Présidentielle américaine de 2020: Les ingérences étrangères dans la campagne inquiètent les démocrates

Le candidat démocrate Joe Biden et l'actuel locataire de la Maison-Blanche Donald Trump. 
Dans un courrier dévoilé lundi, la chef des démocrates à la Chambre des représentants et trois
de ses confrères ont fait part de leurs craintes au chef de la police fédérale
TRANSPARENCE - Dans un courrier dévoilé lundi, la chef des démocrates à la Chambre des représentants et trois de ses confrères ont fait part de leurs craintes au chef de la police fédérale
Les doutes sur l’élection présidentielle américaine de 2016 vont-ils réapparaître lors de celle du 3 novembre prochain ? Des responsables démocrates vont tout faire cette fois pour faire éclater le scandale avant le scrutin, si scandale il y a. Le Congrès américain « semble être la cible d’une campagne » de désinformation orchestrée depuis l’étranger, ont ainsi assuré lundi ces responsables très « préoccupés » par ces efforts qui visent selon eux à peser sur le résultat du vote de novembre.

Des « menaces spécifiques, graves » et « persistantes »

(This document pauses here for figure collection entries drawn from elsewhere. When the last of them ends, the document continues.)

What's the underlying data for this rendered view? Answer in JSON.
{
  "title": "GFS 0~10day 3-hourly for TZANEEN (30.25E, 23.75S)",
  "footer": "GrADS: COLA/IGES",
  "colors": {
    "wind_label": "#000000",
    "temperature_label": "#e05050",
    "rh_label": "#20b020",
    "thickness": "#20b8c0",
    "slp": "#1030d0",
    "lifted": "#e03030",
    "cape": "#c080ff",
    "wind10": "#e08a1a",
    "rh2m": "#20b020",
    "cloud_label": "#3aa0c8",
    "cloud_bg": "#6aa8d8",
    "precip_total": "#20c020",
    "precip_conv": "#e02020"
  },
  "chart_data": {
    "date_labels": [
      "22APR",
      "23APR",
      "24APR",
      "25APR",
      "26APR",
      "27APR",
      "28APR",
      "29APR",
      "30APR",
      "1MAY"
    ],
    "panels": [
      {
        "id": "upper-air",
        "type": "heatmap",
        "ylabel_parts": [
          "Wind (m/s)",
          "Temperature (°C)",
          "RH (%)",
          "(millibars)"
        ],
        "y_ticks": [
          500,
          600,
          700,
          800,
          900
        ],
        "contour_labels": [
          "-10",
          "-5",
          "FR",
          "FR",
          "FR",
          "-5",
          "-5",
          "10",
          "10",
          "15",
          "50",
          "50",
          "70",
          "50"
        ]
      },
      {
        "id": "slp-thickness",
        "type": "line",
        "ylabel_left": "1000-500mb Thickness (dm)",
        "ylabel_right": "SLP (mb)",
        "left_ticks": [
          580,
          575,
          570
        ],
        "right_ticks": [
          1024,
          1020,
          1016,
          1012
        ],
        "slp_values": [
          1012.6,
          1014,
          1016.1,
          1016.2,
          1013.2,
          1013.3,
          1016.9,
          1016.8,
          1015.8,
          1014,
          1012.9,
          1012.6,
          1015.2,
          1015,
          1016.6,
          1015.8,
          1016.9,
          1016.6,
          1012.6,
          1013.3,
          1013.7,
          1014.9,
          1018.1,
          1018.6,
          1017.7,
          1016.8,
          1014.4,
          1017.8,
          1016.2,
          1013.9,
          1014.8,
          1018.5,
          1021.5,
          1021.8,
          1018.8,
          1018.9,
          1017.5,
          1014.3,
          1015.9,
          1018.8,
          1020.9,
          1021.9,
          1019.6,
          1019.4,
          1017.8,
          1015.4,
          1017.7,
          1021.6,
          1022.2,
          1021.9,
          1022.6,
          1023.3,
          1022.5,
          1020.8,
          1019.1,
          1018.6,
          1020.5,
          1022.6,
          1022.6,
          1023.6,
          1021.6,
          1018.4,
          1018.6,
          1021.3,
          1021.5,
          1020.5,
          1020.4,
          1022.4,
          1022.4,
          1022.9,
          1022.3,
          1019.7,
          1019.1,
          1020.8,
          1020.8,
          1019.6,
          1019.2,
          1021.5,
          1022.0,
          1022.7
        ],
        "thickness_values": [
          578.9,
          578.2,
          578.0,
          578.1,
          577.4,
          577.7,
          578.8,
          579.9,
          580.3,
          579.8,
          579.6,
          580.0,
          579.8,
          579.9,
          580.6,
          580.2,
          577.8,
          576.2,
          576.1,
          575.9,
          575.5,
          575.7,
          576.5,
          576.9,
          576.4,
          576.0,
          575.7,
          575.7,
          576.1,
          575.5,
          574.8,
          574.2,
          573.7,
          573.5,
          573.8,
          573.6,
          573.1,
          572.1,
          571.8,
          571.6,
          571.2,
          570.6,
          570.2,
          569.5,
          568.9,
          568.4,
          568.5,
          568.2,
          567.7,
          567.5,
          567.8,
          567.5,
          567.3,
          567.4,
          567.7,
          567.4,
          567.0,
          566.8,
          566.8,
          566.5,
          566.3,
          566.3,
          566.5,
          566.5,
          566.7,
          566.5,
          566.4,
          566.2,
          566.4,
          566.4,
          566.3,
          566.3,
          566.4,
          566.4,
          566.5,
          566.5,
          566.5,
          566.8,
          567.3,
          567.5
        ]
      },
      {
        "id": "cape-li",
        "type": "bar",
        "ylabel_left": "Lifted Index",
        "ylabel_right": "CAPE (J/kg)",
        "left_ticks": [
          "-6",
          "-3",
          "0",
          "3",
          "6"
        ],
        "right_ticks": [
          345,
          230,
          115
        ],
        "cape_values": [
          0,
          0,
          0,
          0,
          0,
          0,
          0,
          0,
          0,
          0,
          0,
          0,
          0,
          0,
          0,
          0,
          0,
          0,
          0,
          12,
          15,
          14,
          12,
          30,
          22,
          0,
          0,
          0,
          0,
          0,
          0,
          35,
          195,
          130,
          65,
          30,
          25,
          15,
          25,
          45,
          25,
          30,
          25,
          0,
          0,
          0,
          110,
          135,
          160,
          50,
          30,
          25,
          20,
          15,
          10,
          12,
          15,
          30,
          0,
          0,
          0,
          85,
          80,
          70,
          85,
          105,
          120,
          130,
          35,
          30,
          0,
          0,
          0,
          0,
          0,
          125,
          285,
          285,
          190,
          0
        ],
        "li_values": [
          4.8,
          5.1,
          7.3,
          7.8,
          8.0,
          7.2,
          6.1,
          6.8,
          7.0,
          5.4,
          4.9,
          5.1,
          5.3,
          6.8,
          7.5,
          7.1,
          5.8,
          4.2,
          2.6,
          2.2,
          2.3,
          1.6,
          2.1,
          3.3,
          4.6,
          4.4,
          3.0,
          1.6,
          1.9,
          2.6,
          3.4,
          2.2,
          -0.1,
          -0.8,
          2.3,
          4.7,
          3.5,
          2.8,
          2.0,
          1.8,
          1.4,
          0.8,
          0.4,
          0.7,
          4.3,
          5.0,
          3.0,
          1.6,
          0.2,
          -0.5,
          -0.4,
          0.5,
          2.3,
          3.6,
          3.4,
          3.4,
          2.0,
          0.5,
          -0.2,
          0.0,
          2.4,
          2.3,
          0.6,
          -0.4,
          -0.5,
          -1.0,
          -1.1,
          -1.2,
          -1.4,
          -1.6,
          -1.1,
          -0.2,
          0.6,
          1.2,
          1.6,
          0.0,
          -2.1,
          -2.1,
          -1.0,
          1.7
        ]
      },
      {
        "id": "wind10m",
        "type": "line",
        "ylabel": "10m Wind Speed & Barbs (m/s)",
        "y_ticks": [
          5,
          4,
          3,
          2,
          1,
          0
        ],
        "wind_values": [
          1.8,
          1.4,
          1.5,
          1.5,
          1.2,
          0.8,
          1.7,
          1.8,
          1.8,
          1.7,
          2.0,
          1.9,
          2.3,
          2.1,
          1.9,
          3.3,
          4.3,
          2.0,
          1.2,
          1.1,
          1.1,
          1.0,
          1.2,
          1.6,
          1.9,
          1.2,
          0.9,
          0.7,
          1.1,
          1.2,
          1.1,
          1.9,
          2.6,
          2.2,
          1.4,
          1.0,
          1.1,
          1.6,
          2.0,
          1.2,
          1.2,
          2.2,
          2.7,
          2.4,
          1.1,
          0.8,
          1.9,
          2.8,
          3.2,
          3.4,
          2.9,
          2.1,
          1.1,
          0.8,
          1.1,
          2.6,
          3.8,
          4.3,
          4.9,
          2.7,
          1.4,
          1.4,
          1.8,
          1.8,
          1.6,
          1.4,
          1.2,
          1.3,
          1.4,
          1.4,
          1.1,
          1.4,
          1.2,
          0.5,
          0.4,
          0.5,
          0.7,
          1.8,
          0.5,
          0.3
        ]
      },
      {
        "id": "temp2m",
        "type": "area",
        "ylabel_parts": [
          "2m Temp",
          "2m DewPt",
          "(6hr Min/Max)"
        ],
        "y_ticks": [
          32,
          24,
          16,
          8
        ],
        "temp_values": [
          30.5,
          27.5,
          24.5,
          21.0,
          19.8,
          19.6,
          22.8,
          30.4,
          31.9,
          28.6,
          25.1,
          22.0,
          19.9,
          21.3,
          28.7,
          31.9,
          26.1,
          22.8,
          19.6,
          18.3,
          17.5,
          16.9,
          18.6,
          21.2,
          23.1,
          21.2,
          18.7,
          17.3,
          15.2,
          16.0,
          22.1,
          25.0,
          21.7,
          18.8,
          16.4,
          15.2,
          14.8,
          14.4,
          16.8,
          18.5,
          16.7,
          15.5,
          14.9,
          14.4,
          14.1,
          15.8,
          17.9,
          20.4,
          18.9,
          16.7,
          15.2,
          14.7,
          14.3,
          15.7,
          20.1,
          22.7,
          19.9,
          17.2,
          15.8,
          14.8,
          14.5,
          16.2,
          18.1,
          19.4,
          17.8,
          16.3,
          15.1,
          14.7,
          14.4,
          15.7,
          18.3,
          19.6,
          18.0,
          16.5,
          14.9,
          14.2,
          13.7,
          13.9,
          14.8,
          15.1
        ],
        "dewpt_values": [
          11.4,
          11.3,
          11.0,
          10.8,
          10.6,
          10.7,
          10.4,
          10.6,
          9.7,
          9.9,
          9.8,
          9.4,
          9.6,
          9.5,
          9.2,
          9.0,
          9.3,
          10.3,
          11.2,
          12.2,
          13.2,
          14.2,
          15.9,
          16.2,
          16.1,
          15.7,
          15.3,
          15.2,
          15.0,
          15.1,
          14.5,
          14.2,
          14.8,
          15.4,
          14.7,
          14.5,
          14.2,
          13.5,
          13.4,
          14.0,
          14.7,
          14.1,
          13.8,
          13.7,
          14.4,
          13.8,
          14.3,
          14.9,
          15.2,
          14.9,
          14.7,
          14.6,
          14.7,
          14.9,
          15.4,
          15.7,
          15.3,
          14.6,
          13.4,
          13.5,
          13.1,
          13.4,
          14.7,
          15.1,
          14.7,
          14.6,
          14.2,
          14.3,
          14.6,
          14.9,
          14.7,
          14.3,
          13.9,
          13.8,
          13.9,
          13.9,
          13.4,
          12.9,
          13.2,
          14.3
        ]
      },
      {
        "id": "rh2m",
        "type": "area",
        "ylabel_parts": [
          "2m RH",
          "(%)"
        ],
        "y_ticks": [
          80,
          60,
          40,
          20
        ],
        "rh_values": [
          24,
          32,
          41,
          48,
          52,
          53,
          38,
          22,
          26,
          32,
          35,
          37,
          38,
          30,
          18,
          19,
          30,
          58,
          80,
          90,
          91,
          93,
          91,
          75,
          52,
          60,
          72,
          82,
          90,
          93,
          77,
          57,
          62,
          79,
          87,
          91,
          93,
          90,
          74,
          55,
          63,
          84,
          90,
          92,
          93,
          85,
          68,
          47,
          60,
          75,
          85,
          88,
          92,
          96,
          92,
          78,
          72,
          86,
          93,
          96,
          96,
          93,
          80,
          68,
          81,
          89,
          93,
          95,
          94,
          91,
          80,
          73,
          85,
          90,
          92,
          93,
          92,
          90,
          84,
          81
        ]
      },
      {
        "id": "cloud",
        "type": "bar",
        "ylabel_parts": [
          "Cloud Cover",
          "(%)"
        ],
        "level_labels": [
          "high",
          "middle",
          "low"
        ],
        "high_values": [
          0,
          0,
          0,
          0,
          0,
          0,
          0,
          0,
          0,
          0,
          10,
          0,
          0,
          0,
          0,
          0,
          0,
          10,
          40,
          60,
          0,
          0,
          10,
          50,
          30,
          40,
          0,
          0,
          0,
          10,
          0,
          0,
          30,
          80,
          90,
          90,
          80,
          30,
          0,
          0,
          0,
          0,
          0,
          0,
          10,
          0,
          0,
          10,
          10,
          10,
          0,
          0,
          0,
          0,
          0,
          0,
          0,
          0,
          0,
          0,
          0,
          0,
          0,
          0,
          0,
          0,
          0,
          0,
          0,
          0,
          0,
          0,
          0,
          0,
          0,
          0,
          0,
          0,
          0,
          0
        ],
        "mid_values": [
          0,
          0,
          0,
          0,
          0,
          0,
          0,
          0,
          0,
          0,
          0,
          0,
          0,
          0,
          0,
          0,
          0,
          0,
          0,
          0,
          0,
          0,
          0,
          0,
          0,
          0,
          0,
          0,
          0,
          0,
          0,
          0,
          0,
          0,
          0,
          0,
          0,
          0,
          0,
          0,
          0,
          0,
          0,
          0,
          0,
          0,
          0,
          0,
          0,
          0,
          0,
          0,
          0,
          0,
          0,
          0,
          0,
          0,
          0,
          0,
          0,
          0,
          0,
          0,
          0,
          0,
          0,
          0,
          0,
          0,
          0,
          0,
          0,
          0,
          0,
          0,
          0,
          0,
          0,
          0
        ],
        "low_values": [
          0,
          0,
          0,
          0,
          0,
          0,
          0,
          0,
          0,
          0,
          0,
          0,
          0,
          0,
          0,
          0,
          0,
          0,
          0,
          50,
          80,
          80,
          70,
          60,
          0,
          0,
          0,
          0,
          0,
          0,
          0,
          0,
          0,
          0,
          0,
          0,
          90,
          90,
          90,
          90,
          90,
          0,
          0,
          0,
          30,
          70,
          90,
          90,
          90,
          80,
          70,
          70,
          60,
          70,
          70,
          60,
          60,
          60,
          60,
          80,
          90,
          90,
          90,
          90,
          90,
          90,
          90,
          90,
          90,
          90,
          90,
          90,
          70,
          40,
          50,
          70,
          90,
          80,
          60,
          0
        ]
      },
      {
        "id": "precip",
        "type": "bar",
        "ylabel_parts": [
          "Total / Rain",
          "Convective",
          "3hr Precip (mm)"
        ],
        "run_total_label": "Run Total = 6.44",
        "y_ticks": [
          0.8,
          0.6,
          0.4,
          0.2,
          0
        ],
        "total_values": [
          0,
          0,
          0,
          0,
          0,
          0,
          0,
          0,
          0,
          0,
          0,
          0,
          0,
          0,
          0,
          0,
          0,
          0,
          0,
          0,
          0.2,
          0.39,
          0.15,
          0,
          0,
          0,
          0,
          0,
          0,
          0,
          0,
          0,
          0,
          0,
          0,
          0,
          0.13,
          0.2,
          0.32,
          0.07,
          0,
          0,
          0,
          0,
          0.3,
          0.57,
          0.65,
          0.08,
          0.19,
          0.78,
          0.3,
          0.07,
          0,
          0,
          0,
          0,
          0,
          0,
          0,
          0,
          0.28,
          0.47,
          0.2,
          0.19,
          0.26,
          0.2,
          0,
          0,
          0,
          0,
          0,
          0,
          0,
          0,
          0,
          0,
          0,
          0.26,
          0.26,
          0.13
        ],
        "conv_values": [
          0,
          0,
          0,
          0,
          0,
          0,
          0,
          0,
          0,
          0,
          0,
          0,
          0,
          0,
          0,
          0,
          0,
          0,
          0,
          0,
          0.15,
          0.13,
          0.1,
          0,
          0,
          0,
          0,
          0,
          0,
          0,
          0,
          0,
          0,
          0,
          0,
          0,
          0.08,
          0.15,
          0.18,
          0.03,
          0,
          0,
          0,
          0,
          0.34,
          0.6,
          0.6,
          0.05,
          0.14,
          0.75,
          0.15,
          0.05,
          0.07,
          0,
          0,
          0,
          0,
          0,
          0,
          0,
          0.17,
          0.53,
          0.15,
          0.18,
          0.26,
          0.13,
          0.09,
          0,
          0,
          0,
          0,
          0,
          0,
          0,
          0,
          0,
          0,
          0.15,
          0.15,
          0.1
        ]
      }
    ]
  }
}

La chef des démocrates à la Chambre des représentants Nancy Pelosi et trois de ses confrères ont fait part il y a une semaine de leurs inquiétudes au chef de la police fédérale Christopher Wray, en lui réclamant d’informer les élus du Congrès avant les vacances parlementaires d’août. Dans leur courrier, qu’ils ont décidé de rendre public lundi, ils évoquent des « menaces spécifiques, graves » et « persistantes », mais ne fournissent aucun détail. Une pièce jointe contenant des informations classifiées accompagne leur lettre, mais reste confidentielle.
Les quatre signataires font partie d’un groupe de huit parlementaires ayant les accréditations les plus élevées pour accéder aux informations sensibles. Les quatre républicains membres de ce groupe ne se sont pas associés à leur démarche.
L’ingérence étrangère vise selon ces démocrates « à propager et amplifier des informations inexactes afin d’influencer l’activité du Congrès, le débat public et l’élection présidentielle ». Les quatre parlementaires demandent au chef du FBI de leur transmettre un calendrier, en vue d’un briefing à huis clos de l’ensemble des parlementaires le plus tôt possible. Le FBI a pour sa part confirmé avoir reçu ce courrier, mais n’a pas voulu en dire plus.

Joe Biden passe aux menaces

Accusant le président Donald Trump de ne pas faire suffisamment pour lutter contre ces interférences, son rival démocrate pour la présidentielle Joe Biden a menacé lundi : « J’avertis le Kremlin et les autres gouvernements étrangers (…) Si un gouvernement étranger tente d’interférer dans notre démocratie, je n’hésiterai pas à répondre en tant que président pour imposer des coûts durables et substantiels ».
Les services de renseignement américains accusent tous la Russie de s’être ingérée dans l’élection présidentielle de 2016, notamment à l’aide de pirates informatiques et de campagnes massives sur les réseaux sociaux, pour favoriser la candidature de Donald Trump et gêner sa rivale démocrate Hillary Clinton, ce que Moscou a toujours fermement démenti. Une fois élu, le président républicain a fait l’objet d’une longue enquête sur des soupçons de collusion entre son équipe de campagne et le Kremlin, sans qu’aucune preuve ne soit mise au jour.